Карасев на месте. Чертыхаясь в дыму, он уже рубит крышу; двое солдат орудуют ломом и лопатой.

— Воду!

Я направляю струю прямо в отверстие. Огонь лишь трещит, но не гаснет. Юркий, как ящерица, он убегает по слою пересохших листьев к стропилам, а бомба все сыплет, все брызжет колючими искрами, никак не может успокоиться.

— За мной, на чердак! — приказывает Карасев.

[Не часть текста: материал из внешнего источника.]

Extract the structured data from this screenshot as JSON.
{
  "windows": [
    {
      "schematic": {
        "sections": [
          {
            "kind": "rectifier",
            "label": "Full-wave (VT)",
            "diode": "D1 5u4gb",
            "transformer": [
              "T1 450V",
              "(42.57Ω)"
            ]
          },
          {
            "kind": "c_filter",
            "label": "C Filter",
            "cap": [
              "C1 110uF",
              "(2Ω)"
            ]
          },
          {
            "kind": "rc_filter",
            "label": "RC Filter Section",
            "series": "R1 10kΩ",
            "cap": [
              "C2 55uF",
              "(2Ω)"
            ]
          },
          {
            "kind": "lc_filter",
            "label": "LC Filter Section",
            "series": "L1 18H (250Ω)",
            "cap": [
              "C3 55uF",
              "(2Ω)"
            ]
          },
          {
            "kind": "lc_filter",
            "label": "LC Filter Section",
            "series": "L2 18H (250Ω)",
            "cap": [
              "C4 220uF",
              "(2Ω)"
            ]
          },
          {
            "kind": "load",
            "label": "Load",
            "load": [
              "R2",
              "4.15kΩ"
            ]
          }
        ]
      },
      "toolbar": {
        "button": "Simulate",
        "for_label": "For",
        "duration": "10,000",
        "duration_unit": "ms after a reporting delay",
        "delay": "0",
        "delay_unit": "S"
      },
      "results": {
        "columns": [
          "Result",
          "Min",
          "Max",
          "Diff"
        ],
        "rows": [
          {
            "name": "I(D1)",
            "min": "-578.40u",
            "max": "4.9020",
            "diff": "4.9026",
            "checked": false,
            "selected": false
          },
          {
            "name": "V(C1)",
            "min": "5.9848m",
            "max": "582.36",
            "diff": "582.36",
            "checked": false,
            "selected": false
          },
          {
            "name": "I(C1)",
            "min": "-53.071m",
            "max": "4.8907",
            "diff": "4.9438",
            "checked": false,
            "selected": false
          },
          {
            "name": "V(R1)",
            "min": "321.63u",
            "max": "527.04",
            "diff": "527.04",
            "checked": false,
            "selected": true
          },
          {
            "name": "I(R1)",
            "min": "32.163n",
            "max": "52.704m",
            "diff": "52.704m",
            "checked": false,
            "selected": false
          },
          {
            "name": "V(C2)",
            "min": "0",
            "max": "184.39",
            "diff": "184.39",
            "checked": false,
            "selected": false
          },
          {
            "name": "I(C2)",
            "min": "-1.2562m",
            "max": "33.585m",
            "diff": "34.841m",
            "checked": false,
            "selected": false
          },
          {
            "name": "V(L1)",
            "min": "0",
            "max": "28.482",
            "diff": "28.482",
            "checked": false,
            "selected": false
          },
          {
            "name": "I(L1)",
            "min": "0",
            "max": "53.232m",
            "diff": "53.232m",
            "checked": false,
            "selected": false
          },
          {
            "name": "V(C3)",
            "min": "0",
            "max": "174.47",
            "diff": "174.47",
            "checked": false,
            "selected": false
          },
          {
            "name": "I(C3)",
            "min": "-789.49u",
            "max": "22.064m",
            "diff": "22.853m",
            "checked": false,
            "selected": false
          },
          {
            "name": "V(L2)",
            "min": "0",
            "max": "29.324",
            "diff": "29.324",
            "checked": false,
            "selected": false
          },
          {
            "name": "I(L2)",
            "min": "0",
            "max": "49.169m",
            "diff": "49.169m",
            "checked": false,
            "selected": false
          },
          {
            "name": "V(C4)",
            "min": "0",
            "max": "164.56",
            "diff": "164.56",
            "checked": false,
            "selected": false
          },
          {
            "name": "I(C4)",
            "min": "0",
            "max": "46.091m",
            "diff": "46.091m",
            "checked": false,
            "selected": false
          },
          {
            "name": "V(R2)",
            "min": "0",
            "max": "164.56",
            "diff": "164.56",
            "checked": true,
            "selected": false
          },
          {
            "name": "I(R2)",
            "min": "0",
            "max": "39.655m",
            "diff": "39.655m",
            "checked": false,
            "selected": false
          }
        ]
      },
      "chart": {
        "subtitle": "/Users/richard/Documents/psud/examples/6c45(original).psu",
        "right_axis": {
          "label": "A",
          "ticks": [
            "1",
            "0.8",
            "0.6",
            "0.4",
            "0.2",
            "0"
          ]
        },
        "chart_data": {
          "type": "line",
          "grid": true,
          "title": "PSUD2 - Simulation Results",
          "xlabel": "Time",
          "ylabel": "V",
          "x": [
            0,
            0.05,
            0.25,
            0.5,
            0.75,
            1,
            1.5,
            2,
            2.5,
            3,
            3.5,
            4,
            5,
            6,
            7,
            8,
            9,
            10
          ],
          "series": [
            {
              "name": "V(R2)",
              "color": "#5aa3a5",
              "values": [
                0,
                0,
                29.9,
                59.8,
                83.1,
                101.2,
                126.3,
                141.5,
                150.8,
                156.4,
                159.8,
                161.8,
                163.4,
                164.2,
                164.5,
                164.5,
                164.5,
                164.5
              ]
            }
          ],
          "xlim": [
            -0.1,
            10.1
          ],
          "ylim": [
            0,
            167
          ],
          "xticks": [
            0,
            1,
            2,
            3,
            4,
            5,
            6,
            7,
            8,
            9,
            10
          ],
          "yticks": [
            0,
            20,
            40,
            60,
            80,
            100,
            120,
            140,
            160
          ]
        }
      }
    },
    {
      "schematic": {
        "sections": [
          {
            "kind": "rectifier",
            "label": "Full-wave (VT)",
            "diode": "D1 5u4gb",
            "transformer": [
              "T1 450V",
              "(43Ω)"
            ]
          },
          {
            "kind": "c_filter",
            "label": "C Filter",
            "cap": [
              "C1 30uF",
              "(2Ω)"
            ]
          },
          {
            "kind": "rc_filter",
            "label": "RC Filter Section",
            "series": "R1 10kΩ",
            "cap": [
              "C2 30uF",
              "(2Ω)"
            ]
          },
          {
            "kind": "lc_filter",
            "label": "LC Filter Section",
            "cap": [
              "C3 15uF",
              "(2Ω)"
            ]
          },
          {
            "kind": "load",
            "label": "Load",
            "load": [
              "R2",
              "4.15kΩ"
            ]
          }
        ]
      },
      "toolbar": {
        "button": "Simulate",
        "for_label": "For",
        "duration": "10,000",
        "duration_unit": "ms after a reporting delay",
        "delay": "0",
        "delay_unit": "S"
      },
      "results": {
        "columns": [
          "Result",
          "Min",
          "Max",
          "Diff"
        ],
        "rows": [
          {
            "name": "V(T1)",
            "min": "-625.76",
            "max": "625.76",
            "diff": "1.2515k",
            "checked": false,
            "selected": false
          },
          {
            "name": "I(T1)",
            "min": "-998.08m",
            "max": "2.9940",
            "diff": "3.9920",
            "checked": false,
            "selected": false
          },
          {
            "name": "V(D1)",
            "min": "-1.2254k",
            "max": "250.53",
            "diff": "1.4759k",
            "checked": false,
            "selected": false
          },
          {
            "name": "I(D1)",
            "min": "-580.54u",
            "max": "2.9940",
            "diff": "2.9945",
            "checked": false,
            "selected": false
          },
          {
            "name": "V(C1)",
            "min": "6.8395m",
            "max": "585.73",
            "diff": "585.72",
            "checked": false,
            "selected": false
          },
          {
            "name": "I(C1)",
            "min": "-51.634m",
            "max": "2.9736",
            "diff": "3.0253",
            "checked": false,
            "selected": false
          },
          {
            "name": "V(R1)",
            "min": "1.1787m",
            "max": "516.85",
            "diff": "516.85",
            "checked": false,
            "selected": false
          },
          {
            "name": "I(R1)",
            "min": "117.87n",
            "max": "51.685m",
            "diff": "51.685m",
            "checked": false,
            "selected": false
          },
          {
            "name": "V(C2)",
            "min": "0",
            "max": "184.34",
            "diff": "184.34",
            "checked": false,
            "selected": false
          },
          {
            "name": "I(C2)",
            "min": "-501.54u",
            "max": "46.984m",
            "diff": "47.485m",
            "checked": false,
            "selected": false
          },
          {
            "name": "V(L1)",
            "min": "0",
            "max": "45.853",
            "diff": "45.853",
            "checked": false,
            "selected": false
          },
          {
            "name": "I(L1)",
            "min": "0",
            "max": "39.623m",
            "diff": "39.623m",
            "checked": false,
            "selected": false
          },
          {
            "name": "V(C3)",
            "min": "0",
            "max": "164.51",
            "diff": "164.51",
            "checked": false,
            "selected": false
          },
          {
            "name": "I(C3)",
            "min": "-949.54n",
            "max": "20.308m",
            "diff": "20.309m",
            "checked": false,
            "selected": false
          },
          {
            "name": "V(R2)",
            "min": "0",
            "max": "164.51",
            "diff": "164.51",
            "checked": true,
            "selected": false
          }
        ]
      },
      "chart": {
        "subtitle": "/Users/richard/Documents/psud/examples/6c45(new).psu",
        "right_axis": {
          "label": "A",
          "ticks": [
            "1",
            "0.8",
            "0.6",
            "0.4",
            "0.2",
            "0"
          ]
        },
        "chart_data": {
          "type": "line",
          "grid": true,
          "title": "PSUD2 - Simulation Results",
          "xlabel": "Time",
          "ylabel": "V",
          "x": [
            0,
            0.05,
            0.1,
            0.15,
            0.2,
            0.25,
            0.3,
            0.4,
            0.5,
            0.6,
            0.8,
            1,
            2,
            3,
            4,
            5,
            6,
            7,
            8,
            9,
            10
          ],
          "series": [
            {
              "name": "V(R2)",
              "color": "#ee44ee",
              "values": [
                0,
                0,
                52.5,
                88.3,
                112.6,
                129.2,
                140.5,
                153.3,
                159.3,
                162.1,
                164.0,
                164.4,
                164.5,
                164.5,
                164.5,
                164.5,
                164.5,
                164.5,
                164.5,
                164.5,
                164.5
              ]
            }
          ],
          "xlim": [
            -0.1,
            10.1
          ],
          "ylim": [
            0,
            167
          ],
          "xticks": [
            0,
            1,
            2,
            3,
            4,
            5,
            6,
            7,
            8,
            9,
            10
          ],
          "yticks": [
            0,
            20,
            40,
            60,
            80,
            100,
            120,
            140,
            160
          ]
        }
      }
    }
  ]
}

Лезем на чердак и сразу попадаем в огонь. Он пляшет вокруг, вьется зелеными змейками, кусает и лижет сапоги. Рукав и подол гимнастерки сержанта загорелись. Я окатил его водой.

— Спасибо, — бормочет сержант и яростно рубит перекрытия. Ухают новые взрывы. Едкий удушливый дым лезет в глаза, пальцы немеют на холодном металле брандспойта, щеки пылают, мутится в голове…

Мы не справились с огнем на чердаке. Он пробил потолок и выплеснул в верхний этаж. Карасев уже там. Хрипло командует:

— Ко мне! Все сюда!

Сунул брандспойт за ремень, вылез на крышу, — пробую спуститься по водосточной трубе. Как я придумал такое — убей, не припомню. Молнией мелькнуло, что лучше всего перебраться на верхний этаж именно таким вот образом. Дурацкое решение. Едва я схватился за воронку трубы и ноги потеряли опору, я понял, что глупо болтаюсь на высоте четвертого этажа, не в силах спуститься или снова вылезти на крышу. Сорвусь!? Все пропало!

А Карасев волнуется:

— Воды! Гуще воды! Где же вода, черт побери? Дубра-авин!

Стиснув зубы, отчаянно скольжу по трубе, руки деревенеют, сам ничего не соображаю.

Чудом цепляюсь ногами за выступ стены и делаю крен в сторону. Но тут меня кто-то хватает и обезумевшего втаскивает в комнату. Рушится, падает часть потолка, бьют по плечам куски штукатурки. Но разве же это опасность?!

Вместе с Карасевым мы расправляем рукав и мощной струей поливаем пламя. Огонь сначала сердится, затем постепенно бледнеет, синеет, умирает.

Позже к нам поднялись другие — из местной команды ПВО. Закончилось все к полуночи. Выгорела только квартира…

Когда мы спустились, нас оглушила немая тишина. Над Невским стояло зарево и пахло горелым сахаром.